Rastrear ou Detectar Precocemente o câncer de próstata ?
- Ranieri Santos

- 6 de nov. de 2018
- 2 min de leitura

A OMS, preconiza que a detecção precoce de um câncer apresenta duas estratégias: uma com objetivo de diagnosticar a existência de enfermidades oncológicas em indivíduos que apresentem sinais iniciais (Diagnóstico Precoce); e uma outra voltada a pessoas que não apresentem nenhuma sintomatologia (Rastreamento).
Por existir evidências cientificas que relatam que o rastreamento produz mais danos do que benefícios, o INCA mantém a recomendação de que não se organizem programas de rastreamento para o câncer de próstata em que indivíduos assintomáticos sejam submetidos aos exames existentes para fins de rastreamento, porém recomenda-se fortemente de que se utilize das rotinas clinicas com utilização da dosagem de PSA e toque retal para fim de detectar a existência da neoplasia em estágios iniciais, afim de traçar a melhor conduta e garantir possibilidades de cura e qualidade de vida ao indivíduo portador.

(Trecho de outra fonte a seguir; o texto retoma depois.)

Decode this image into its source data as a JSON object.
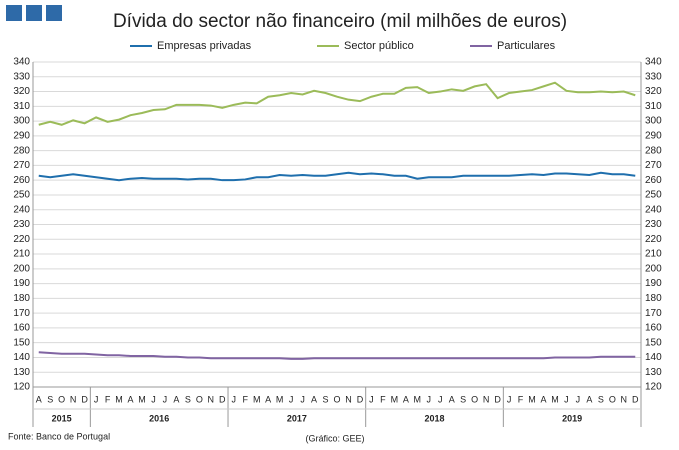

Vale salientar que a chance de ser acometido pelo câncer aumenta com o avanço da idade, e que o risco de desenvolvimento do câncer de próstata em homens está entre aqueles que apresentam idade superior a 55 anos. Portanto é necessário ficar atento aos sinais e sintomas frequentes em suas fases iniciais de acometimento, que são: dificuldade para urinar; demora em começar e terminar de urinar; sangue na urina; diminuição do jato de urina; necessidade de urinar mais vezes durante o dia ou à noite.
Na presença desses sinais e sintomas, recomenda-se procurar atendimento médico para fins de investigação.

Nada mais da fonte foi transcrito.